Following reports, WADA confirmed in April that 23 swimmers on the Chinese team tested positive for trimetazidine (TMZ), a performance-enhancing drug, but accepted the China Anti-Doping Agency’s (CHINADA) conclusion that the athletes were exposed due to contamination. Eleven of the athletes involved in the scandal have been named to the Paris team, according to NBC.

“While competing at the highest levels, I witnessed firsthand the pervasive uncertainty and suspicion surrounding doping, which significantly affected my confidence and that of my fellow athletes,” Phelps told the legislators on the House Energy and Commerce Subcommittee on Oversight and Investigations.

Phelps was joined by his wife and youngest, newborn child in the audience. Both Phelps and Schmitt expressed fears that allowing doping to go unpunished would “crush” the next generation’s athletic aspirations.

“I think if we allow this to slide even farther, the Olympic games won’t even be there,” Phelps later added. 

Lawmakers across the aisle united behind the goal of seeking accountability from WADA.

“If we allow our confidence in fair play to erode, we will undermine our confidence in the sport,” Rep. Morgan Griffith (R-Va.), chair of the subcommittee, said.

Ranking member Rep. Kathy Castor (D-Fla.) concisely concluded, ““Americans do not like cheaters.”

This hearing was not the first time WADA’s practices have been litigated by Congress. In 2017, Phelps and Tygart similarly testified to the committee over the era’s Russian state-sponsored doping scandal. According to Tygart’s testimony, the agency received a 60 percent bump in its budget to help fund its investigations unit, including $3.7 million in U.S. contributions.

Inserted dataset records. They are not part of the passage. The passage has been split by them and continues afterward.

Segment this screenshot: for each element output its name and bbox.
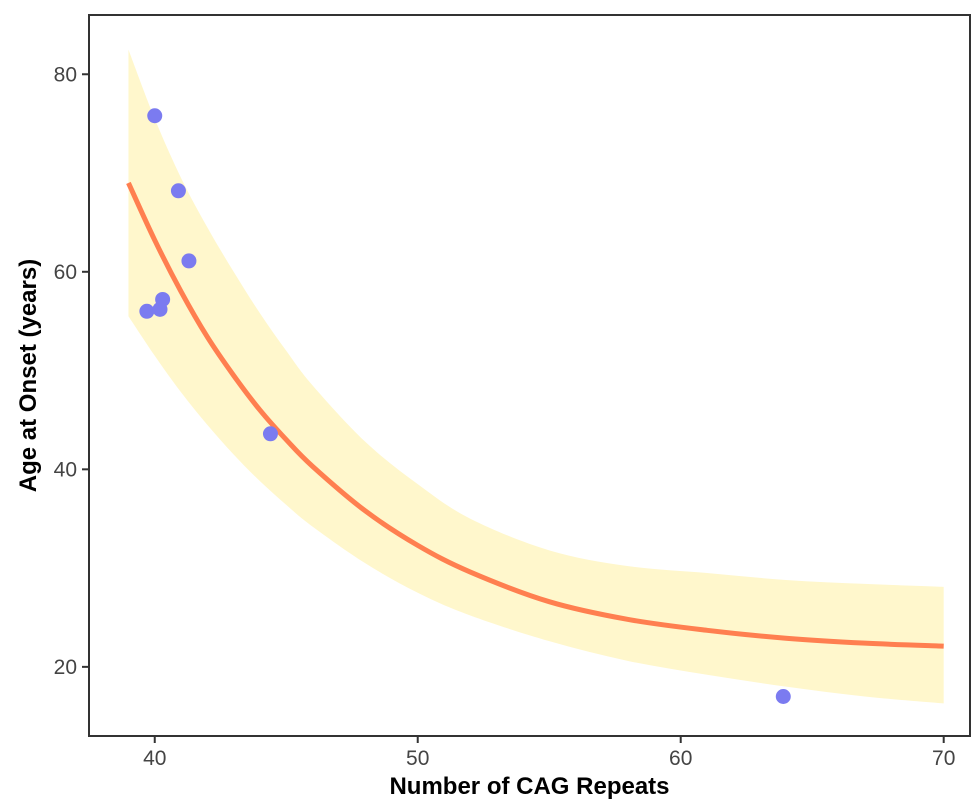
x-tick-label: 60 <box>669 747 692 770</box>
y-axis-title: Age at Onset (years) <box>15 259 42 492</box>
y-tick-label: 80 <box>54 63 77 86</box>
data-points-layer <box>139 108 791 704</box>
confidence-band <box>128 49 944 704</box>
y-axis: 20 40 60 80 <box>54 63 89 679</box>
x-tick-label: 70 <box>932 747 955 770</box>
confidence-band-layer <box>128 49 944 704</box>
plot-frame <box>88 14 971 737</box>
data-point <box>139 303 155 319</box>
data-point <box>181 253 197 269</box>
x-tick-label: 50 <box>406 747 429 770</box>
data-point <box>775 688 791 704</box>
fit-line <box>126 181 944 649</box>
x-tick-label: 40 <box>143 747 166 770</box>
x-axis-title: Number of CAG Repeats <box>389 773 669 800</box>
x-axis: 40 50 60 70 <box>143 736 955 770</box>
y-tick-label: 40 <box>54 458 77 481</box>
fit-line-layer <box>126 181 944 649</box>
y-tick-label: 60 <box>54 261 77 284</box>
y-tick-label: 20 <box>54 656 77 679</box>
data-point <box>155 291 171 307</box>
data-point <box>170 183 186 199</box>
data-point <box>262 426 278 442</box>
data-point <box>147 108 163 124</box>
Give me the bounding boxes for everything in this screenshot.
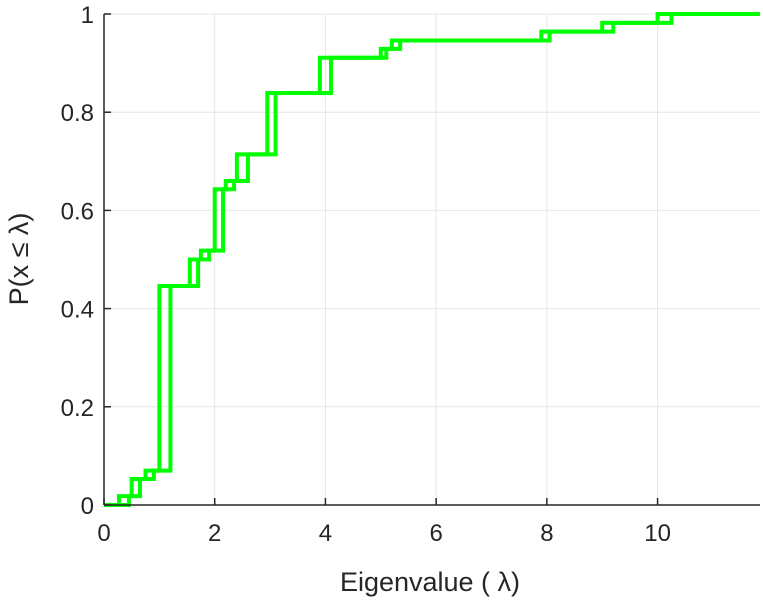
y-tick-label-2: 0.4	[61, 297, 94, 324]
ticks: 0 2 4 6 8 10 0 0.2 0.4 0.6 0.8 1	[61, 2, 671, 547]
y-tick-label-0: 0	[81, 493, 94, 520]
x-tick-label-1: 2	[208, 520, 221, 547]
series-group	[104, 12, 760, 507]
x-tick-label-0: 0	[97, 520, 110, 547]
axes	[103, 14, 760, 506]
y-tick-label-1: 0.2	[61, 395, 94, 422]
x-tick-label-3: 6	[429, 520, 442, 547]
x-tick-label-2: 4	[319, 520, 332, 547]
x-tick-label-4: 8	[540, 520, 553, 547]
x-axis-label: Eigenvalue ( λ)	[340, 567, 520, 597]
y-tick-label-4: 0.8	[61, 100, 94, 127]
y-tick-label-5: 1	[81, 2, 94, 29]
x-tick-label-5: 10	[644, 520, 671, 547]
series-line-1	[104, 12, 760, 507]
y-axis-label: P(x ≤ λ)	[4, 213, 34, 306]
y-tick-label-3: 0.6	[61, 198, 94, 225]
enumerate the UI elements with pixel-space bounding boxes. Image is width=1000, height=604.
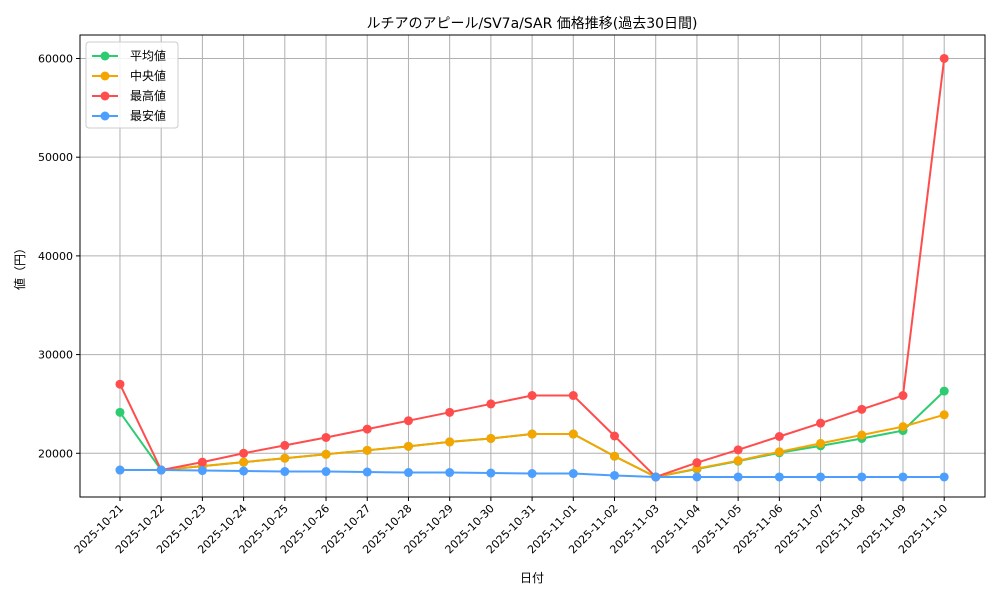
data-point bbox=[939, 386, 949, 396]
legend-label: 平均値 bbox=[130, 48, 166, 63]
data-point bbox=[156, 465, 166, 475]
data-point bbox=[362, 424, 372, 434]
data-point bbox=[610, 451, 620, 461]
y-tick-label: 20000 bbox=[38, 447, 73, 460]
y-tick-label: 60000 bbox=[38, 52, 73, 65]
data-point bbox=[239, 457, 249, 467]
data-point bbox=[610, 470, 620, 480]
y-tick-label: 50000 bbox=[38, 151, 73, 164]
data-point bbox=[321, 467, 331, 477]
y-tick-label: 30000 bbox=[38, 349, 73, 362]
data-point bbox=[857, 404, 867, 414]
data-point bbox=[527, 429, 537, 439]
data-point bbox=[939, 472, 949, 482]
x-axis-label: 日付 bbox=[520, 571, 544, 585]
data-point bbox=[568, 429, 578, 439]
data-point bbox=[610, 431, 620, 441]
y-tick-label: 40000 bbox=[38, 250, 73, 263]
legend-label: 中央値 bbox=[130, 68, 166, 83]
data-point bbox=[321, 449, 331, 459]
data-point bbox=[280, 440, 290, 450]
data-point bbox=[733, 456, 743, 466]
data-point bbox=[280, 453, 290, 463]
data-point bbox=[898, 422, 908, 432]
data-point bbox=[733, 445, 743, 455]
data-point bbox=[774, 431, 784, 441]
data-point bbox=[857, 430, 867, 440]
data-point bbox=[568, 391, 578, 401]
data-point bbox=[362, 467, 372, 477]
data-point bbox=[445, 437, 455, 447]
data-point bbox=[898, 472, 908, 482]
data-point bbox=[115, 407, 125, 417]
y-axis-label: 値（円） bbox=[12, 242, 27, 290]
data-point bbox=[403, 416, 413, 426]
data-point bbox=[692, 458, 702, 468]
data-point bbox=[280, 467, 290, 477]
data-point bbox=[898, 391, 908, 401]
data-point bbox=[816, 472, 826, 482]
data-point bbox=[362, 445, 372, 455]
data-point bbox=[321, 432, 331, 442]
legend-marker bbox=[100, 91, 110, 101]
data-point bbox=[774, 472, 784, 482]
data-point bbox=[486, 433, 496, 443]
data-point bbox=[486, 399, 496, 409]
data-point bbox=[239, 448, 249, 458]
data-point bbox=[939, 53, 949, 63]
data-point bbox=[403, 441, 413, 451]
legend-marker bbox=[100, 71, 110, 81]
data-point bbox=[568, 469, 578, 479]
data-point bbox=[774, 447, 784, 457]
data-point bbox=[445, 468, 455, 478]
data-point bbox=[445, 407, 455, 417]
data-point bbox=[816, 438, 826, 448]
data-point bbox=[939, 410, 949, 420]
data-point bbox=[692, 472, 702, 482]
data-point bbox=[197, 466, 207, 476]
legend-marker bbox=[100, 111, 110, 121]
data-point bbox=[733, 472, 743, 482]
data-point bbox=[486, 468, 496, 478]
data-point bbox=[115, 379, 125, 389]
data-point bbox=[527, 469, 537, 479]
data-point bbox=[403, 468, 413, 478]
data-point bbox=[239, 466, 249, 476]
data-point bbox=[197, 457, 207, 467]
data-point bbox=[115, 465, 125, 475]
data-point bbox=[651, 472, 661, 482]
legend-marker bbox=[100, 51, 110, 61]
chart-title: ルチアのアピール/SV7a/SAR 価格推移(過去30日間) bbox=[366, 16, 697, 32]
legend-box bbox=[85, 41, 179, 129]
data-point bbox=[816, 418, 826, 428]
data-point bbox=[857, 472, 867, 482]
legend-label: 最高値 bbox=[130, 88, 166, 103]
legend-label: 最安値 bbox=[130, 108, 166, 123]
data-point bbox=[527, 391, 537, 401]
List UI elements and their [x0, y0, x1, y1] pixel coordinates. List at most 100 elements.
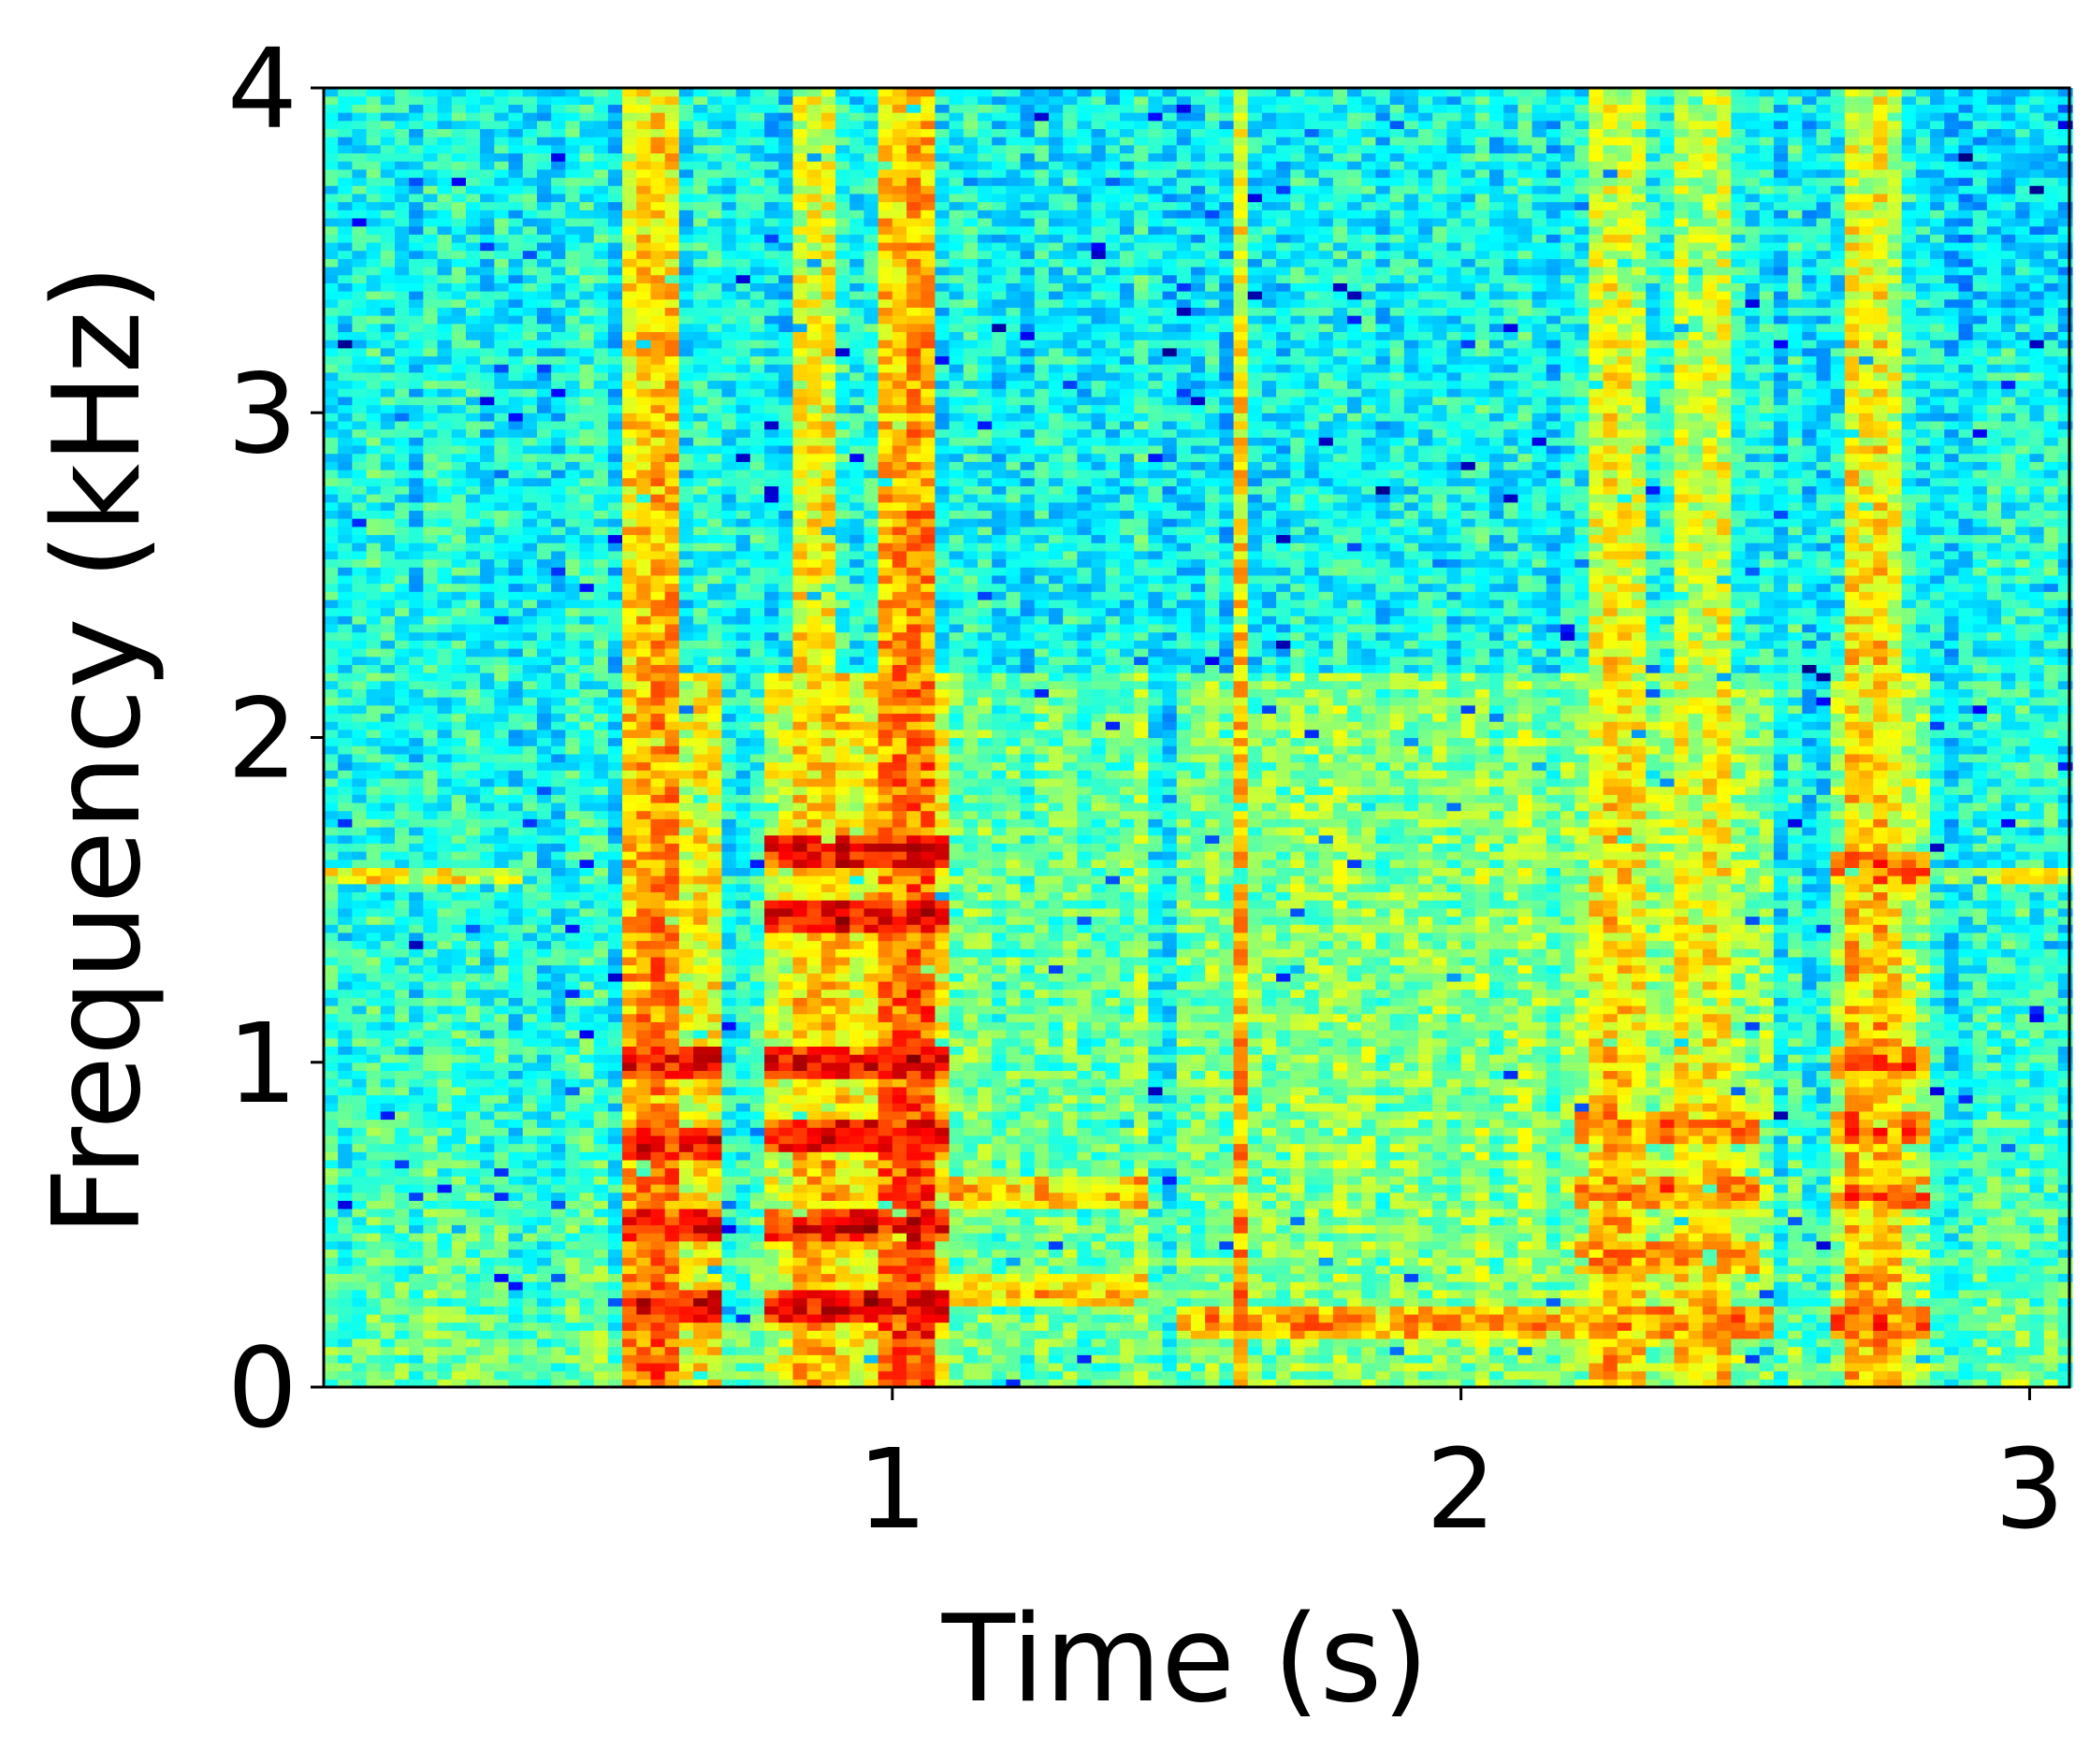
- heatmap-cell: [423, 1281, 439, 1291]
- heatmap-cell: [579, 1103, 595, 1112]
- heatmap-cell: [536, 713, 552, 722]
- heatmap-cell: [693, 1103, 708, 1112]
- heatmap-cell: [394, 1224, 410, 1234]
- heatmap-cell: [423, 542, 439, 552]
- heatmap-cell: [664, 396, 680, 406]
- heatmap-cell: [536, 412, 552, 422]
- heatmap-cell: [394, 591, 410, 600]
- heatmap-cell: [636, 331, 652, 340]
- heatmap-cell: [324, 664, 339, 673]
- heatmap-cell: [480, 607, 495, 616]
- heatmap-cell: [522, 607, 538, 616]
- heatmap-cell: [579, 956, 595, 966]
- heatmap-cell: [451, 664, 467, 673]
- heatmap-cell: [480, 777, 495, 788]
- heatmap-cell: [494, 1037, 510, 1047]
- heatmap-cell: [707, 851, 723, 860]
- heatmap-cell: [565, 526, 581, 536]
- heatmap-cell: [451, 1030, 467, 1039]
- heatmap-cell: [480, 1379, 495, 1388]
- heatmap-cell: [622, 1151, 637, 1161]
- heatmap-cell: [522, 88, 538, 97]
- heatmap-cell: [650, 340, 666, 349]
- heatmap-cell: [678, 550, 694, 560]
- heatmap-cell: [707, 1167, 723, 1177]
- heatmap-cell: [650, 501, 666, 512]
- heatmap-cell: [749, 567, 765, 576]
- heatmap-cell: [394, 640, 410, 649]
- heatmap-cell: [565, 591, 581, 600]
- heatmap-cell: [480, 526, 495, 536]
- heatmap-cell: [380, 1062, 396, 1072]
- heatmap-cell: [707, 891, 723, 901]
- heatmap-cell: [508, 997, 524, 1006]
- heatmap-cell: [721, 266, 737, 276]
- heatmap-cell: [324, 794, 339, 803]
- heatmap-cell: [707, 1062, 723, 1072]
- heatmap-cell: [380, 95, 396, 105]
- heatmap-cell: [650, 95, 666, 105]
- heatmap-cell: [366, 867, 382, 876]
- heatmap-cell: [338, 1313, 353, 1323]
- heatmap-cell: [324, 510, 339, 519]
- heatmap-cell: [366, 258, 382, 267]
- heatmap-cell: [338, 924, 353, 933]
- heatmap-cell: [636, 1281, 652, 1291]
- heatmap-cell: [480, 161, 495, 170]
- heatmap-cell: [565, 404, 581, 413]
- heatmap-cell: [480, 1176, 495, 1185]
- heatmap-cell: [494, 485, 510, 495]
- heatmap-cell: [366, 1127, 382, 1136]
- heatmap-cell: [650, 1273, 666, 1282]
- heatmap-cell: [565, 680, 581, 690]
- heatmap-cell: [423, 770, 439, 779]
- heatmap-cell: [366, 713, 382, 722]
- heatmap-cell: [636, 777, 652, 788]
- heatmap-cell: [721, 485, 737, 495]
- heatmap-cell: [565, 1135, 581, 1145]
- heatmap-cell: [593, 1306, 609, 1315]
- heatmap-cell: [380, 266, 396, 276]
- heatmap-cell: [678, 266, 694, 276]
- heatmap-cell: [607, 1297, 623, 1307]
- heatmap-cell: [437, 1313, 453, 1323]
- heatmap-cell: [650, 234, 666, 243]
- heatmap-cell: [735, 168, 751, 179]
- heatmap-cell: [352, 964, 368, 974]
- heatmap-cell: [508, 1313, 524, 1323]
- heatmap-cell: [522, 802, 538, 812]
- heatmap-cell: [352, 331, 368, 340]
- heatmap-cell: [678, 721, 694, 730]
- heatmap-cell: [352, 428, 368, 438]
- heatmap-cell: [664, 1233, 680, 1242]
- heatmap-cell: [607, 137, 623, 146]
- heatmap-cell: [536, 1208, 552, 1218]
- heatmap-cell: [536, 656, 552, 665]
- heatmap-cell: [522, 340, 538, 349]
- heatmap-cell: [451, 583, 467, 592]
- heatmap-cell: [636, 193, 652, 203]
- heatmap-cell: [607, 128, 623, 137]
- heatmap-cell: [465, 241, 481, 252]
- heatmap-cell: [380, 1046, 396, 1055]
- heatmap-cell: [494, 1192, 510, 1201]
- heatmap-cell: [622, 1337, 637, 1348]
- heatmap-cell: [352, 973, 368, 982]
- heatmap-cell: [423, 688, 439, 698]
- heatmap-cell: [338, 875, 353, 885]
- heatmap-cell: [480, 412, 495, 422]
- heatmap-cell: [579, 883, 595, 893]
- heatmap-cell: [352, 826, 368, 836]
- heatmap-cell: [465, 859, 481, 868]
- heatmap-cell: [409, 1167, 424, 1177]
- heatmap-cell: [678, 380, 694, 389]
- heatmap-cell: [494, 161, 510, 170]
- heatmap-cell: [607, 1192, 623, 1201]
- heatmap-cell: [551, 940, 566, 949]
- heatmap-cell: [551, 851, 566, 860]
- heatmap-cell: [636, 761, 652, 771]
- heatmap-cell: [380, 558, 396, 568]
- heatmap-cell: [522, 258, 538, 267]
- heatmap-cell: [394, 1167, 410, 1177]
- heatmap-cell: [324, 761, 339, 771]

While several lawmakers highlighted the United States’s contribution to WADA’s coffers as a tool to reign in the agency, some also pointed that Chinese funding could have tipped the scale in their favor.

“Did payment from the PRC influence their decision making,” Castor speculated in a series of rhetorical questions.

Tygert clarified to The Hill that while the US is the single largest governmental contributor to WADA, China paid above its required contribution in the year before it 

“What do they expect and then paying more that they don’t have to pay that there is no obligation to pay?” he said.

Tygert made specific requests to Congress: to subpoena the Chinese dossier, demand an independent expert committee to review positive tests that are not deemed a rule violation and conduct a complete audit of WADA. 

In early June, the House appropriations included a cut of approximately $1.5 million from WADA

“I think that was a very powerful signal that we’re not playing around here anymore,” Tygert concluded. “We need to get WADA in order to ensure fairness across the globe.”

WADA president Witold Bańka declined an invitation to testify before the committee alongside Phelps, Schmitt, and Tygert.

“It is not appropriate for anti-doping to be politicized in this way. All it does is weaken confidence in the system, which ultimately does not benefit athletes from the U.S. or anywhere else,” Bańka wrote in a public statement from the agency.